Néanmoins, fidèles à l’exemple du Christ, l’église estime que l’admonition de l’apôtre saint Pierre à la « sobriété » et à la vigilance est toujours d’actualité (cf. 1 P 5:8)."
(« Foi chrétienne et démonologie » Documentation Catholique n°1681, p.718)

Si la foi nous invite à la vigilance pour résister aux assauts du Mal, elle nous certifie dans le même temps que la puissance de Satan ne peut franchir les frontières que Dieu lui impose. Elle nous assure également que, si le diable est en mesure de tenter, il ne peut nous arracher notre consentement. Surtout la foi ouvre le coeur à la prière... celle que Jésus apprend à ses disciples et qui met à l’oeuvre la puissance de Dieu...

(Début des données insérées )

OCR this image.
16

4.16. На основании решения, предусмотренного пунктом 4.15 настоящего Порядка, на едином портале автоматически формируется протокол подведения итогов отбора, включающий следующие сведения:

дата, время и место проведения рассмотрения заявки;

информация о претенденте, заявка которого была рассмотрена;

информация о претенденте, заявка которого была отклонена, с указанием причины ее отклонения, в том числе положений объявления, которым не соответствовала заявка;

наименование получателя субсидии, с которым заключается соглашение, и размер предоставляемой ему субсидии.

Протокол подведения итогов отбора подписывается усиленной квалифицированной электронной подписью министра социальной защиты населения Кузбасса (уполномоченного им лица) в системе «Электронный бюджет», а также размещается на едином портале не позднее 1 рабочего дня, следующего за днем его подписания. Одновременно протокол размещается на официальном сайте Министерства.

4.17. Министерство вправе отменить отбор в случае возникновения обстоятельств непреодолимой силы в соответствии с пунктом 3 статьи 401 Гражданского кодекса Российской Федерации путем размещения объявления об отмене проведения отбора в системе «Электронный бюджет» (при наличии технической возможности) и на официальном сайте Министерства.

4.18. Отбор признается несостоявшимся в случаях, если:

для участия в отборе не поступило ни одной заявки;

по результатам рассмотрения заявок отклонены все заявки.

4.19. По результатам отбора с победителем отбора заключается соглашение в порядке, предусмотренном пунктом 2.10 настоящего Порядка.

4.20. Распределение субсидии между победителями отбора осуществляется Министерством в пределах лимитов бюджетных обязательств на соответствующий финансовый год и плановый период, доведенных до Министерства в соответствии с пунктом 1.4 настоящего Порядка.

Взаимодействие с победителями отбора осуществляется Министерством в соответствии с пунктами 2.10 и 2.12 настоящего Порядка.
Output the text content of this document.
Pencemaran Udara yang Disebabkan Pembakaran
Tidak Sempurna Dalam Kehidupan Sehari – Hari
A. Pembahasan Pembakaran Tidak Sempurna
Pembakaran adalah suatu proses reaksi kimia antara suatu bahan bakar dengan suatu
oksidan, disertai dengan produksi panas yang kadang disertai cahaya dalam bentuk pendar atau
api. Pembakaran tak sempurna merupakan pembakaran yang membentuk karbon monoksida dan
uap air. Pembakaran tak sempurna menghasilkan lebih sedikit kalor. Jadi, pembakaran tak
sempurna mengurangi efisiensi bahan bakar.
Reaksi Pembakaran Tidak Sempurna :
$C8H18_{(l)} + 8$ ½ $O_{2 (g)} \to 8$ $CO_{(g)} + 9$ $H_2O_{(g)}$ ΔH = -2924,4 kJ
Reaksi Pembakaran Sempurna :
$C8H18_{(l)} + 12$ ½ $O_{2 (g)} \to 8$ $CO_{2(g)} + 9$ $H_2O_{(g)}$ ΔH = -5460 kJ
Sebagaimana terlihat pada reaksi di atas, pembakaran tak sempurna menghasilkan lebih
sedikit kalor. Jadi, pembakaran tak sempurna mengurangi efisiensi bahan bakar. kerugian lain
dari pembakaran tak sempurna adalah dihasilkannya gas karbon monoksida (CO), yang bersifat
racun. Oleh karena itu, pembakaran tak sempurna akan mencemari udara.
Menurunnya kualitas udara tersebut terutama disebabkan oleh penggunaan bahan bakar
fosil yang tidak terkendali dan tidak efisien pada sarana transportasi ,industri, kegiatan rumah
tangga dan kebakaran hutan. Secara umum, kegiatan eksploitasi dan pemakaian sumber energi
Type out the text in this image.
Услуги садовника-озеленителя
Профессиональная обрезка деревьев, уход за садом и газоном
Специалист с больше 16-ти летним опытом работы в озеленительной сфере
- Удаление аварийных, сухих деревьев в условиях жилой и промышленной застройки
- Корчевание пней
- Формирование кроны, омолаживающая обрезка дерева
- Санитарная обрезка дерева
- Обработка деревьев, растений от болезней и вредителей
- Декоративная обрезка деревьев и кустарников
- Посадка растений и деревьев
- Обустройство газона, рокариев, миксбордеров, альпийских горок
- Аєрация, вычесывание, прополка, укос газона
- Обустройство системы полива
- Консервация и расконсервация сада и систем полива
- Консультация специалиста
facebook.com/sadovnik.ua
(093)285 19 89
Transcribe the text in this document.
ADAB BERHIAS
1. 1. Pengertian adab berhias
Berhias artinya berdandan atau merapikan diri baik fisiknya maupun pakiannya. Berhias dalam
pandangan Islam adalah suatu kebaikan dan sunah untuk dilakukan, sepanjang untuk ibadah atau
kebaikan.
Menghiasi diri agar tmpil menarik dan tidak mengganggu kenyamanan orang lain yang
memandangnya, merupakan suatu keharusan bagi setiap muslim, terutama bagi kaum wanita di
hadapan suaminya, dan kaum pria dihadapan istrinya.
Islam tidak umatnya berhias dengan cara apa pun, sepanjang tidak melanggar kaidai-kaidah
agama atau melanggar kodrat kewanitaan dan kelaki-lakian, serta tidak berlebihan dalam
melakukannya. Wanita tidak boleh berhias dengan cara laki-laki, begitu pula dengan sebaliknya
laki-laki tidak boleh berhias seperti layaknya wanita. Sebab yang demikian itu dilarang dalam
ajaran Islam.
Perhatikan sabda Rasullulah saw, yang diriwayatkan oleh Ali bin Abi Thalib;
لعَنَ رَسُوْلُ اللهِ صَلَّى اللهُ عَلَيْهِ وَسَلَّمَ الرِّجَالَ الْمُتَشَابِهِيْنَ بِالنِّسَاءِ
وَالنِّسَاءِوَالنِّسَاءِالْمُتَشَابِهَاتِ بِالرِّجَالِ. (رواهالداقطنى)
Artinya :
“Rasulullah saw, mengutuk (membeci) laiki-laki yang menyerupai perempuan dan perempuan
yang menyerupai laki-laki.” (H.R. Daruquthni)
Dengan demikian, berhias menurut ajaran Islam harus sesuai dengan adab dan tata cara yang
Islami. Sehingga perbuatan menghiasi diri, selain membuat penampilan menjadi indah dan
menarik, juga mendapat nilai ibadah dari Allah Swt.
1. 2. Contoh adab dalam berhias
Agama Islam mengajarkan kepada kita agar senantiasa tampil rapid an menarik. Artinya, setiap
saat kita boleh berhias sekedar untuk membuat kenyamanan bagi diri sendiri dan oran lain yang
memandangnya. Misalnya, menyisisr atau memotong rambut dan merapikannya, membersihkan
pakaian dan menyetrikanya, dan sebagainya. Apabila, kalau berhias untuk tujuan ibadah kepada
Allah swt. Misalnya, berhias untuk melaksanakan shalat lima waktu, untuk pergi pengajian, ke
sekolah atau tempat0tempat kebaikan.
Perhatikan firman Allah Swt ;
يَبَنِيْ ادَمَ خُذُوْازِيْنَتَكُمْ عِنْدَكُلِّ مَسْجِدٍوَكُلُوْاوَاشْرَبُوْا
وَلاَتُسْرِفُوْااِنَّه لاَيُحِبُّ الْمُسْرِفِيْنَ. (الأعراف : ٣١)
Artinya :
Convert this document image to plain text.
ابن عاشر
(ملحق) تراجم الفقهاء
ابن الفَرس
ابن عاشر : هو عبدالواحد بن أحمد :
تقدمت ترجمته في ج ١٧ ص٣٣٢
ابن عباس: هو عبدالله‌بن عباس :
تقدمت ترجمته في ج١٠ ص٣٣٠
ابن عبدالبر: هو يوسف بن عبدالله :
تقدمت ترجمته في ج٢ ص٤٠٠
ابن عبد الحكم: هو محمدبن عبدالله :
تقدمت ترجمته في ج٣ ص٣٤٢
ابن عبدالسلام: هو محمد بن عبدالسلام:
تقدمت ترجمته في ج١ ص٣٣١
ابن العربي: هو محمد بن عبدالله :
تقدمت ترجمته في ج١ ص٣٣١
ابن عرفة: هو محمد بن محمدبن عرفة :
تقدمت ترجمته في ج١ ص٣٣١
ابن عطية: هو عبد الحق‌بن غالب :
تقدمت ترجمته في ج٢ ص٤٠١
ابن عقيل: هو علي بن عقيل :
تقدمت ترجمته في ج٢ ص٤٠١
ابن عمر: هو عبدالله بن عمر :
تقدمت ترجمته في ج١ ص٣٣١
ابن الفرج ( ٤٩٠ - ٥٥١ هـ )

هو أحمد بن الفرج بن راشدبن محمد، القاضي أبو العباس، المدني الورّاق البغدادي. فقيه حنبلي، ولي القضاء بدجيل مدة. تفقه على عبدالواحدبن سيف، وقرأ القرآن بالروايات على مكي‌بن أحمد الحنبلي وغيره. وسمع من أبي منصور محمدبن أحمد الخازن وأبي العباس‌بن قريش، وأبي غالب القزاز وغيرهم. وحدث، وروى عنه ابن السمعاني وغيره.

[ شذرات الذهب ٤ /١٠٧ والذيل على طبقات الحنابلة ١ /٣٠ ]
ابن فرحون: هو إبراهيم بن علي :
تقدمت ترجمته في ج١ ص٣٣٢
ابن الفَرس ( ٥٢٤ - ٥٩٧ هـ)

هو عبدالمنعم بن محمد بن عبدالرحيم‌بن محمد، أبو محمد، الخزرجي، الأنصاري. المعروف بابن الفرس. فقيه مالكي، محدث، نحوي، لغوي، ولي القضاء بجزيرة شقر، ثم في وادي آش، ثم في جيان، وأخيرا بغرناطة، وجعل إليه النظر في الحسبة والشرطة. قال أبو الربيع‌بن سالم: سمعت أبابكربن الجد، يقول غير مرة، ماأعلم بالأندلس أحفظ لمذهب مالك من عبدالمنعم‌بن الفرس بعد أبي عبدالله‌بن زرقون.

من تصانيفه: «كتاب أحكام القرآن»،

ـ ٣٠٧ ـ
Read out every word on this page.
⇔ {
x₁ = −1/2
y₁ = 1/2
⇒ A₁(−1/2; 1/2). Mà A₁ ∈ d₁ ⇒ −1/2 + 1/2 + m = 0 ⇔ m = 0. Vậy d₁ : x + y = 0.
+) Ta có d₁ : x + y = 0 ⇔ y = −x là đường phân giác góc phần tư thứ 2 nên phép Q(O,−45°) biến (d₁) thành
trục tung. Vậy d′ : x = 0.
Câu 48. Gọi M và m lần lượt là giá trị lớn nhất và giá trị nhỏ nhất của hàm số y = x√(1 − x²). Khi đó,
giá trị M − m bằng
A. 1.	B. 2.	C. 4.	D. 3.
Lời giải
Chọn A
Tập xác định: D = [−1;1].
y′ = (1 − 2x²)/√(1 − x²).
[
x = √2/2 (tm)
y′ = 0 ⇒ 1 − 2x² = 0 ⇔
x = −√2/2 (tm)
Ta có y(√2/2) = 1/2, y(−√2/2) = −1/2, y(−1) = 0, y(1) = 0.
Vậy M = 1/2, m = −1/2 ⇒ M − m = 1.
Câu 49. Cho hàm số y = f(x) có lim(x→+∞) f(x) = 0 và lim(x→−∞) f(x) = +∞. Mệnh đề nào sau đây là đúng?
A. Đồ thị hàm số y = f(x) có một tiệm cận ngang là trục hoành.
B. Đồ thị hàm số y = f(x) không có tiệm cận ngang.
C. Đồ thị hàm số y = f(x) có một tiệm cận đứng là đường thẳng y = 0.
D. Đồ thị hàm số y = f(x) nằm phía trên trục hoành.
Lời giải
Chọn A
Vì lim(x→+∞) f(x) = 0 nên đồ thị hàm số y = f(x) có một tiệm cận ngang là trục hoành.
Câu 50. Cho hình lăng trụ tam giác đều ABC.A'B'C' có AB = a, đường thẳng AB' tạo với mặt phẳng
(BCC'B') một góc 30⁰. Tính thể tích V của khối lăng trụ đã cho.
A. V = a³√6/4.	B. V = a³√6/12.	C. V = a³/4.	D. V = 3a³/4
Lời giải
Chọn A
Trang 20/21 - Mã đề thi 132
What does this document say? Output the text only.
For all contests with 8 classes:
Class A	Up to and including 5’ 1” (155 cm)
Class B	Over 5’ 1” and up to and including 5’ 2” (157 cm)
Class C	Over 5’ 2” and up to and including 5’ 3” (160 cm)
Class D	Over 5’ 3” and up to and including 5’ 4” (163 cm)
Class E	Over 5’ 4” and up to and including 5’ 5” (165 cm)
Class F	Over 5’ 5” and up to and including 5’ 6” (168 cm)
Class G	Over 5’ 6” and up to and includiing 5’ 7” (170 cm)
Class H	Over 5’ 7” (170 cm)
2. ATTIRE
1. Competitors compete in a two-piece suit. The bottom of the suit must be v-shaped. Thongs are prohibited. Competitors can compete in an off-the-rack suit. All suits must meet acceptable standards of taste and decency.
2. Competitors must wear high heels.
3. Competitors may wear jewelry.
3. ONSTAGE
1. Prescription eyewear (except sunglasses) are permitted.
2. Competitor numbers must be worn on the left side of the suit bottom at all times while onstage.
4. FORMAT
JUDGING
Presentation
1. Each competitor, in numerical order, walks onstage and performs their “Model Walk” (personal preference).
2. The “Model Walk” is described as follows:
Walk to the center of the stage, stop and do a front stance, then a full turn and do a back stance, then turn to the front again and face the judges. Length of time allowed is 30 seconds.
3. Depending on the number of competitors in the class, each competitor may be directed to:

Ainsi donc, plus certaine encore que la juste définition de la figure du mal est, au regard de la foi chrétienne, la victoire du Ressuscité : « nous sommes plus que vainqueurs par Celui qui nous a aimés. Oui, j’en ai l’assurance : ni la mort ni la vie, ni les anges ni les dominations, ni le présent ni l’avenir, ni les puissances, ni les forces des hauteurs ni celles des profondeurs, ni aucune autre créature, rien ne pourra nous séparer de l’amour de Dieu manifesté en Jésus Christ notre Seigneur. » (Rm 8/37-39).